2026-06-30 01:35:55 -05:00
Brooklyn Nicholson
25c7900fb5 refactor(desktop): thin desktop-controller by extracting session-list actions
DesktopController is a route root that had grown a controller's worth of
session-list plumbing inline. Extract the cohesive fetch/paging cluster into
a focused hook and a tested pure helper, per AGENTS.md's "keep route roots
thin" guidance:

- use-session-list-actions.ts: refreshSessions / loadMoreSessions /
  loadMoreSessionsForProfile / loadMoreMessagingForPlatform / refreshCronJobs
  (plus the private cron/messaging refreshers, sessionsToKeep, and the
  excluded-source constants)
- desktop-controller-utils.ts: pure sameCronSignature helper (+ unit tests)

Pure restructuring, no behavior change. desktop-controller.tsx: 1,441 -> 1,233.
2026-06-30 01:34:12 -05:00
Brooklyn Nicholson
dd659c8d17 refactor(desktop): extract composer pure helpers into composer-utils
Pull ChatBar's module-level pure helpers, constants, and the QueueEditState
type out of the 2.3k-line composer/index.tsx into a focused, testable
composer-utils.ts sibling:

- constants: COMPOSER_STACK_BREAKPOINT_PX, COMPOSER_SINGLE_LINE_MAX_PX,
  COMPOSER_FADE_BACKGROUND, DRAFT_PERSIST_DEBOUNCE_MS
- helpers: pickPlaceholder, COMPLETION_ACTIONS, slashChipKindForItem,
  slashArgStage, slashCommandToken, cloneAttachments
- type: QueueEditState

Pure restructuring, no behavior change; adds unit tests for the slash helpers.
(The ChatBar component itself is a single tightly-coupled megacomponent; a
deeper hook-based decomposition is left for a dedicated follow-up.)
2026-06-30 01:30:52 -05:00
Brooklyn Nicholson
88e29e35bd refactor(desktop): split sidebar/index.tsx god file into focused modules
Behavior-preserving extraction of the 1,963-line ChatSidebar file into the
existing sidebar/ sibling-module convention:

- order.ts: add pure orderByIds / reconcileOrderIds / sameIds helpers (+ tests)
- reorderable-list.tsx: the generic ReorderableList + useSortableBindings DnD
  primitive
- section-states.tsx: SidebarSessionSkeletons / SidebarBlankState /
  SidebarPinnedEmptyState
- sessions-section.tsx: SidebarSectionHeader + the large SidebarSessionsSection
  renderer + its sortable row wrappers

index.tsx now holds only the ChatSidebar component (1,963 -> 1,416 lines).
2026-06-30 01:26:37 -05:00
Brooklyn Nicholson
7ff6908a59 refactor(desktop): split thread.tsx god file into focused modules
Behavior-preserving extraction of the 1,942-line thread.tsx transcript
renderer into co-located sibling modules, matching the existing flat
assistant-ui/ convention:

- thread-content.ts / thread-timestamp.ts: pure helpers (+ unit tests)
- thread-types.ts: shared RestoreMessageTarget
- thread-status.tsx: loading / stall / background-resume indicators
- thread-message-parts.tsx: reasoning + tool part components
- assistant-message.tsx, system-message.tsx, user-message.tsx,
  user-edit-composer.tsx: the message renderers

thread.tsx now holds only the Thread route component (1,942 -> 119 lines).
Also drops a dead readAloudAudio module variable (no references).
2026-06-30 01:21:55 -05:00
brooklyn!
a81c5922a2
Merge pull request #55413 from NousResearch/bb/pre-stop-hook
feat(agent): add pre_verify hook and coding guidance config
2026-06-30 01:10:08 -05:00
Brooklyn Nicholson
821d9f709f feat(agent): add configurable coding_instructions
agent.coding_instructions (a string or list) is appended to the coding brief as
its own stable system block, so users can pin project-wide workflow rules
without editing the shipped brief.

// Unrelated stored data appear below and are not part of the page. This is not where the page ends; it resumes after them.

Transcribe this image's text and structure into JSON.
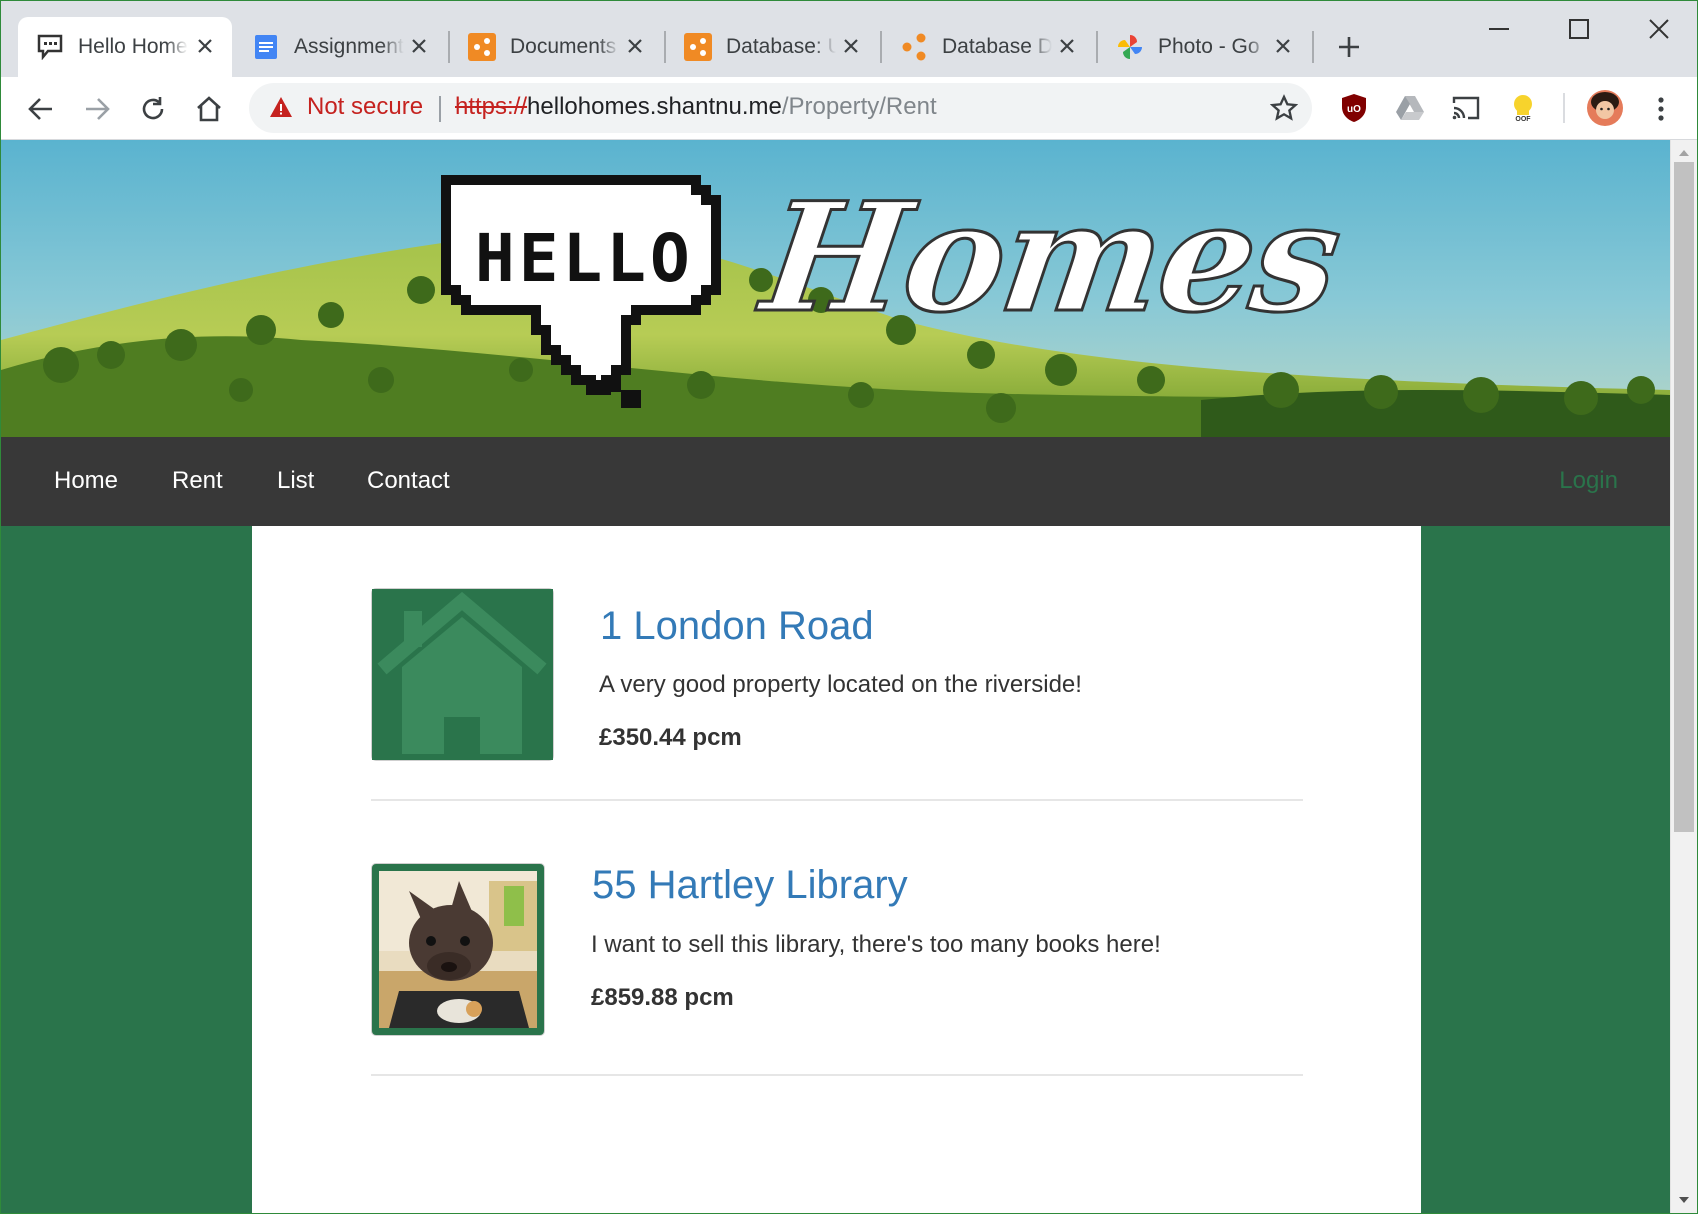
{
  "browser": {
    "tabs": [
      {
        "title": "Hello Homes",
        "favicon": "speech-bubble-icon",
        "active": true
      },
      {
        "title": "Assignment",
        "favicon": "docs-icon",
        "active": false
      },
      {
        "title": "Documents",
        "favicon": "app-icon",
        "active": false
      },
      {
        "title": "Database: U",
        "favicon": "app-icon",
        "active": false
      },
      {
        "title": "Database D",
        "favicon": "share-icon",
        "active": false
      },
      {
        "title": "Photo - Go",
        "favicon": "photos-pinwheel-icon",
        "active": false
      }
    ],
    "omnibox": {
      "security": "Not secure",
      "url_scheme": "https://",
      "url_host": "hellohomes.shantnu.me",
      "url_path": "/Property/Rent"
    },
    "ext_label": "OOF"
  },
  "site": {
    "logo_text": "HELLO",
    "brand": "Homes",
    "nav": {
      "items": [
        "Home",
        "Rent",
        "List",
        "Contact"
      ],
      "login": "Login"
    },
    "listings": [
      {
        "title": "1 London Road",
        "description": "A very good property located on the riverside!",
        "price": "£350.44 pcm",
        "image": "house-placeholder-icon"
      },
      {
        "title": "55 Hartley Library",
        "description": "I want to sell this library, there's too many books here!",
        "price": "£859.88 pcm",
        "image": "dog-photo"
      }
    ]
  },
  "colors": {
    "brand_green": "#2a744b",
    "nav_dark": "#383838",
    "link_blue": "#337ab7",
    "warning_red": "#c5221f"
  }
}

Coding-posture only and cache-safe (resolved
once per session; takes effect next session). Empty by default.
2026-06-30 00:59:59 -05:00
Brooklyn Nicholson
a10113658b feat(agent): add pre_verify hook and verify-on-stop coding guidance
Add a `pre_verify` user/plugin/shell hook fired once per turn when the agent
edited code and is about to finish, after the existing verify-on-stop guard. A
hook can keep the agent going one more turn (run a check, defer it, tidy the
diff) by returning {"action":"continue","message":...} (the Claude-Code Stop
shape {"decision":"block","reason":...} is accepted too). Hooks receive coding,
attempt, final_response, and sorted changed_paths so they can self-scope and
self-throttle; the path is bounded by agent.max_verify_nudges and preserves
message-role alternation.

Hermes still ships its default coding guidance (agent.verify_guidance, on by
default), but it now rides the evidence-based verify-on-stop missing-evidence
nudge instead of a separate default pre_verify continuation, so it costs no
extra model turn of its own. Guidance reuses the shared utils.is_truthy_value
parser rather than a local copy.
2026-06-30 00:59:29 -05:00
beardthelion
14c4a849b7 fix(kanban): make goal_mode judge gate truly fail-open
Follow-up to the judge gate. judge_goal() is fail-open at the source:
when no auxiliary model is reachable it returns a "continue" verdict
that is indistinguishable from a real "not done yet" judgment. The gate
treated any non-"done" verdict as a rejection, so an unconfigured or
degraded auxiliary model would wedge every goal_mode worker — it could
never close its own task. That contradicted the gate's own "fail-open"
comment.

Probe judge availability before enforcing (the same auxiliary client
lookup judge_goal performs) and only gate when a judge is actually
reachable. When none is, completion proceeds.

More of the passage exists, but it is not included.